Edouard, roi d’Angleterre, mettant à exécution les projets d’iniquité qu’il avait conçus, dit-on, depuis long-temps, fit de grands préparatifs, sous le prétexte qu’il allait bientôt partir au secours de la Terre-Sainte. Ayant fait équiper des vaisseaux par ses hommes de Bayonne, ville de Gascogne, et beaucoup d’autres de son royaume, et fait faire d’immenses préparatifs de guerre il fit méchamment attaquer par mer et par terre, dans la Normandie et autres pays, les gens et sujets du roi Philippe. Il en tua, prit et retint un nombre infini, détruisit la plupart de leurs vaisseaux, et emmena en Angleterre le reste, chargé de biens et de marchandises. Les hommes du roi d’Angleterre attaquèrent aussi traîtreusement une ville du roi de France, appelée La Rochelle. Livrant un grand nombre d’assauts, ils tuèrent quelques-uns de ses défenseurs, et lui firent éprouver beaucoup de dommages. Le roi de France en ayant été instruit, manda au roi d’Angleterre et à ses délégués dans la Gascogne qu’ils envoyassent dans sa prison, à Périgueux, un certain nombre desdits malfaiteurs, pour qu’il en fît ce que la raison conseillerait et ce qu’exigerait la justice. Mais ce messager fut rejeté avec mépris et orgueil ; c’est pourquoi le roi de France fit saisir toute la Gascogne par le chevalier Raoul, connétable, seigneur de Nesle, comme lui appartenant en qualité de fief de son royaume, et fit citer à son parlement Edouard, roi d’Angleterre.

Comme Jean, comte de Hainaut, opprimait les gens et sujets du roi de France qui habitaient auprès des limites de sa terre et les églises placées sous la protection dudit roi, et ne voulait point s’amender, malgré les prières ou les injonctions royales, Charles, comte de Valois, frère du roi rassembla coutre lui par l’ordre de Philippe une grande armée près du château de Saint-Quentin, dans le Vermandois.

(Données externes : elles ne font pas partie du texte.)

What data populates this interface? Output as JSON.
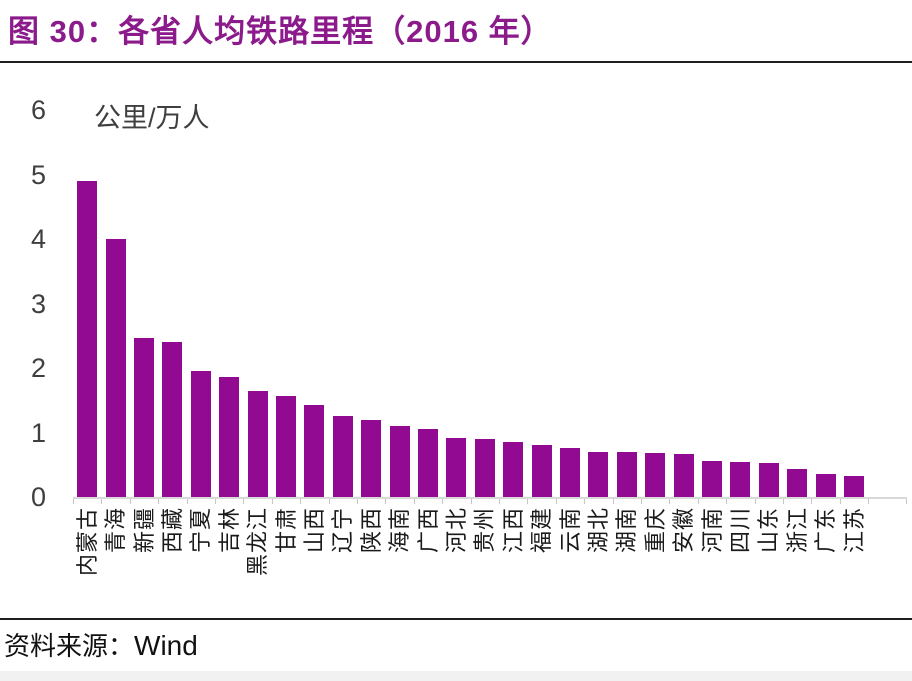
{
  "figure": {
    "title": "图 30：各省人均铁路里程（2016 年）"
  },
  "source": {
    "label": "资料来源：",
    "value": "Wind"
  },
  "colors": {
    "bar": "#920A92",
    "title": "#8B1A8B",
    "axis_line": "#d9d9d9",
    "tick_mark": "#c6c6c6",
    "axis_text": "#3f3f3f"
  },
  "chart_data": {
    "type": "bar",
    "title": "图 30：各省人均铁路里程（2016 年）",
    "unit_label": "公里/万人",
    "xlabel": "",
    "ylabel": "公里/万人",
    "ylim": [
      0,
      6
    ],
    "yticks": [
      0,
      1,
      2,
      3,
      4,
      5,
      6
    ],
    "grid": false,
    "legend_position": "none",
    "categories": [
      "内蒙古",
      "青海",
      "新疆",
      "西藏",
      "宁夏",
      "吉林",
      "黑龙江",
      "甘肃",
      "山西",
      "辽宁",
      "陕西",
      "海南",
      "广西",
      "河北",
      "贵州",
      "江西",
      "福建",
      "云南",
      "湖北",
      "湖南",
      "重庆",
      "安徽",
      "河南",
      "四川",
      "山东",
      "浙江",
      "广东",
      "江苏"
    ],
    "values": [
      4.9,
      4.0,
      2.47,
      2.4,
      1.96,
      1.86,
      1.64,
      1.57,
      1.43,
      1.26,
      1.19,
      1.1,
      1.05,
      0.92,
      0.9,
      0.85,
      0.81,
      0.76,
      0.7,
      0.69,
      0.68,
      0.67,
      0.56,
      0.54,
      0.52,
      0.43,
      0.35,
      0.32
    ],
    "source": "Wind"
  }
}
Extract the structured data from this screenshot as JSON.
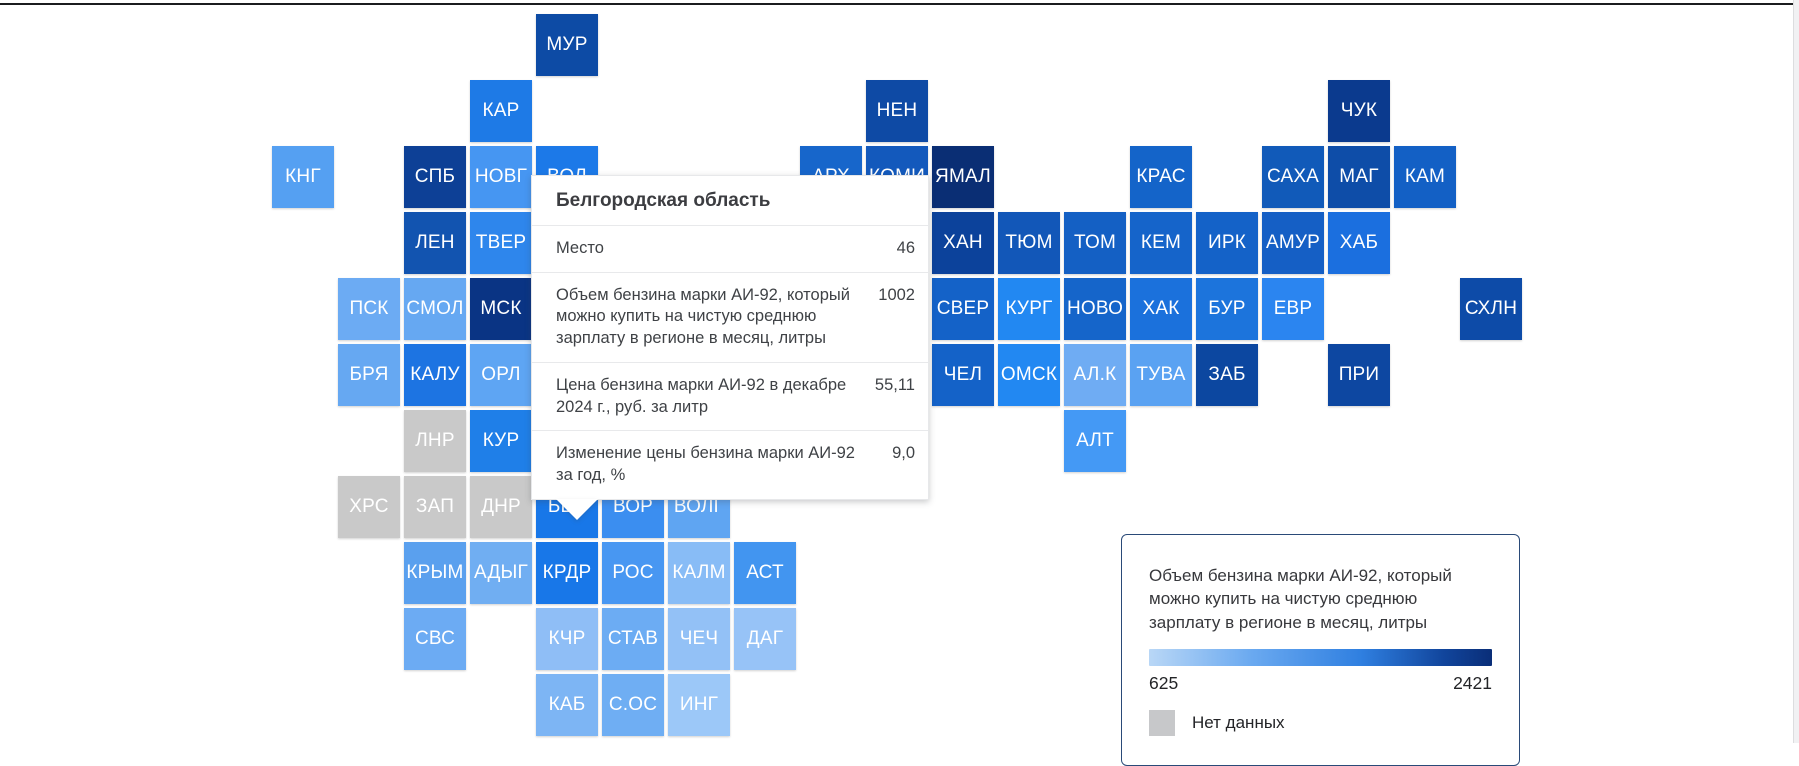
{
  "canvas": {
    "background": "#ffffff",
    "top_border_color": "#1b1c1f"
  },
  "chart_data": {
    "type": "heatmap",
    "subtype": "tile-grid-cartogram",
    "title": "Объем бензина марки АИ-92, который можно купить на чистую среднюю зарплату в регионе в месяц, литры",
    "legend_position": "bottom-right",
    "scale": {
      "min": 625,
      "max": 2421,
      "gradient_start": "#b9d7f6",
      "gradient_mid": "#2f7fe0",
      "gradient_end": "#0a2e78",
      "no_data_color": "#c9c9c9",
      "no_data_label": "Нет данных"
    },
    "no_data_regions": [
      "ЛНР",
      "ХРС",
      "ЗАП",
      "ДНР"
    ],
    "highlighted_region": {
      "code": "БЕЛ",
      "name": "Белгородская область",
      "rank": 46,
      "liters_per_salary": 1002,
      "price_dec_2024_rub_per_liter": "55,11",
      "price_change_year_pct": "9,0"
    },
    "tiles": [
      {
        "code": "МУР",
        "col": 4,
        "row": 0,
        "color": "#0d4ba5"
      },
      {
        "code": "КАР",
        "col": 3,
        "row": 1,
        "color": "#1e7ae6"
      },
      {
        "code": "НЕН",
        "col": 9,
        "row": 1,
        "color": "#0e4aa5"
      },
      {
        "code": "ЧУК",
        "col": 16,
        "row": 1,
        "color": "#0b3a8e"
      },
      {
        "code": "КНГ",
        "col": 0,
        "row": 2,
        "color": "#55a0f2"
      },
      {
        "code": "СПБ",
        "col": 2,
        "row": 2,
        "color": "#0d4096"
      },
      {
        "code": "НОВГ",
        "col": 3,
        "row": 2,
        "color": "#4696f2"
      },
      {
        "code": "ВОЛ",
        "col": 4,
        "row": 2,
        "color": "#1c79e8"
      },
      {
        "code": "АРХ",
        "col": 8,
        "row": 2,
        "color": "#1766cb"
      },
      {
        "code": "КОМИ",
        "col": 9,
        "row": 2,
        "color": "#1359bc"
      },
      {
        "code": "ЯМАЛ",
        "col": 10,
        "row": 2,
        "color": "#0a2e74"
      },
      {
        "code": "КРАС",
        "col": 13,
        "row": 2,
        "color": "#1464c9"
      },
      {
        "code": "САХА",
        "col": 15,
        "row": 2,
        "color": "#115ab9"
      },
      {
        "code": "МАГ",
        "col": 16,
        "row": 2,
        "color": "#0e4da8"
      },
      {
        "code": "КАМ",
        "col": 17,
        "row": 2,
        "color": "#1360c5"
      },
      {
        "code": "ЛЕН",
        "col": 2,
        "row": 3,
        "color": "#1254b0"
      },
      {
        "code": "ТВЕР",
        "col": 3,
        "row": 3,
        "color": "#2e86ec"
      },
      {
        "code": "ХАН",
        "col": 10,
        "row": 3,
        "color": "#0c429b"
      },
      {
        "code": "ТЮМ",
        "col": 11,
        "row": 3,
        "color": "#1257b8"
      },
      {
        "code": "ТОМ",
        "col": 12,
        "row": 3,
        "color": "#1460c4"
      },
      {
        "code": "КЕМ",
        "col": 13,
        "row": 3,
        "color": "#1564ca"
      },
      {
        "code": "ИРК",
        "col": 14,
        "row": 3,
        "color": "#1462c8"
      },
      {
        "code": "АМУР",
        "col": 15,
        "row": 3,
        "color": "#155fc5"
      },
      {
        "code": "ХАБ",
        "col": 16,
        "row": 3,
        "color": "#1b6fdf"
      },
      {
        "code": "ПСК",
        "col": 1,
        "row": 4,
        "color": "#6cabf3"
      },
      {
        "code": "СМОЛ",
        "col": 2,
        "row": 4,
        "color": "#66a8f2"
      },
      {
        "code": "МСК",
        "col": 3,
        "row": 4,
        "color": "#0a3484"
      },
      {
        "code": "СВЕР",
        "col": 10,
        "row": 4,
        "color": "#1462c8"
      },
      {
        "code": "КУРГ",
        "col": 11,
        "row": 4,
        "color": "#2288f2"
      },
      {
        "code": "НОВО",
        "col": 12,
        "row": 4,
        "color": "#1565ca"
      },
      {
        "code": "ХАК",
        "col": 13,
        "row": 4,
        "color": "#1b71dc"
      },
      {
        "code": "БУР",
        "col": 14,
        "row": 4,
        "color": "#1c74dc"
      },
      {
        "code": "ЕВР",
        "col": 15,
        "row": 4,
        "color": "#2b85f0"
      },
      {
        "code": "СХЛН",
        "col": 18,
        "row": 4,
        "color": "#0d4ba8"
      },
      {
        "code": "БРЯ",
        "col": 1,
        "row": 5,
        "color": "#66a8f2"
      },
      {
        "code": "КАЛУ",
        "col": 2,
        "row": 5,
        "color": "#1d74e2"
      },
      {
        "code": "ОРЛ",
        "col": 3,
        "row": 5,
        "color": "#5ea5f3"
      },
      {
        "code": "ЧЕЛ",
        "col": 10,
        "row": 5,
        "color": "#1462c8"
      },
      {
        "code": "ОМСК",
        "col": 11,
        "row": 5,
        "color": "#2288f2"
      },
      {
        "code": "АЛ.К",
        "col": 12,
        "row": 5,
        "color": "#6facf3"
      },
      {
        "code": "ТУВА",
        "col": 13,
        "row": 5,
        "color": "#5aa2f2"
      },
      {
        "code": "ЗАБ",
        "col": 14,
        "row": 5,
        "color": "#0c47a0"
      },
      {
        "code": "ПРИ",
        "col": 16,
        "row": 5,
        "color": "#0d47a1"
      },
      {
        "code": "ЛНР",
        "col": 2,
        "row": 6,
        "color": "#c9c9c9"
      },
      {
        "code": "КУР",
        "col": 3,
        "row": 6,
        "color": "#1f7fe8"
      },
      {
        "code": "АЛТ",
        "col": 12,
        "row": 6,
        "color": "#4499f5"
      },
      {
        "code": "ХРС",
        "col": 1,
        "row": 7,
        "color": "#c9c9c9"
      },
      {
        "code": "ЗАП",
        "col": 2,
        "row": 7,
        "color": "#c9c9c9"
      },
      {
        "code": "ДНР",
        "col": 3,
        "row": 7,
        "color": "#c9c9c9"
      },
      {
        "code": "БЕЛ",
        "col": 4,
        "row": 7,
        "color": "#1877e8"
      },
      {
        "code": "ВОР",
        "col": 5,
        "row": 7,
        "color": "#3b8ef0"
      },
      {
        "code": "ВОЛГ",
        "col": 6,
        "row": 7,
        "color": "#5fa5f2"
      },
      {
        "code": "КРЫМ",
        "col": 2,
        "row": 8,
        "color": "#5aa0ee"
      },
      {
        "code": "АДЫГ",
        "col": 3,
        "row": 8,
        "color": "#70aef2"
      },
      {
        "code": "КРДР",
        "col": 4,
        "row": 8,
        "color": "#1877e8"
      },
      {
        "code": "РОС",
        "col": 5,
        "row": 8,
        "color": "#4897f2"
      },
      {
        "code": "КАЛМ",
        "col": 6,
        "row": 8,
        "color": "#88bcf6"
      },
      {
        "code": "АСТ",
        "col": 7,
        "row": 8,
        "color": "#4295f0"
      },
      {
        "code": "СВС",
        "col": 2,
        "row": 9,
        "color": "#6cabf3"
      },
      {
        "code": "КЧР",
        "col": 4,
        "row": 9,
        "color": "#8fbef6"
      },
      {
        "code": "СТАВ",
        "col": 5,
        "row": 9,
        "color": "#6cacf3"
      },
      {
        "code": "ЧЕЧ",
        "col": 6,
        "row": 9,
        "color": "#93c1f6"
      },
      {
        "code": "ДАГ",
        "col": 7,
        "row": 9,
        "color": "#97c3f7"
      },
      {
        "code": "КАБ",
        "col": 4,
        "row": 10,
        "color": "#7db5f4"
      },
      {
        "code": "С.ОС",
        "col": 5,
        "row": 10,
        "color": "#6faef3"
      },
      {
        "code": "ИНГ",
        "col": 6,
        "row": 10,
        "color": "#9cc8f8"
      }
    ]
  },
  "tooltip": {
    "title": "Белгородская область",
    "rows": [
      {
        "label": "Место",
        "value": "46"
      },
      {
        "label": "Объем бензина марки АИ-92, который можно купить на чистую среднюю зарплату в регионе в месяц, литры",
        "value": "1002"
      },
      {
        "label": "Цена бензина марки АИ-92 в декабре 2024 г., руб. за литр",
        "value": "55,11"
      },
      {
        "label": "Изменение цены бензина марки АИ-92 за год, %",
        "value": "9,0"
      }
    ]
  },
  "legend": {
    "title": "Объем бензина марки АИ-92, который можно купить на чистую среднюю зарплату в регионе в месяц, литры",
    "min": "625",
    "max": "2421",
    "no_data_label": "Нет данных",
    "gradient_start": "#b9d7f6",
    "gradient_end": "#0a2e78",
    "no_data_color": "#c7c8ca"
  }
}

Comme il était sur le point de l’attaquer en propre personne, Jean, comte de Hainaut, redoutant le pouvoir du roi de France, se rendit sans armes auprès de Charles, alla humblement à Paris avec lui vers le roi Philippe, et répara, selon le bon plaisir du roi, les méfaits qu’il commettait depuis long-temps envers lui et ses sujets. Le bas peuple de Rouen se révolta, à cause des exactions appelées maltôte dont il était accablé, contre les maîtres de l’échiquier, serviteurs du roi de France. Les séditieux, détruisant la maison du collecteur, semèrent par les places les deniers du fisc, et assiégèrent dans le château de la ville les maîtres de l’échiquier. Ce soulèvement ayant ensuite été apaisé par le maire et les plus riches hommes de la ville, la plupart des mutins furent pendus, et beaucoup furent renfermés dans des prisons du roi de France. Gilles Cornu, archevêque de Sens, mourut, et eut pour successeur Etienne, doyen de la même église.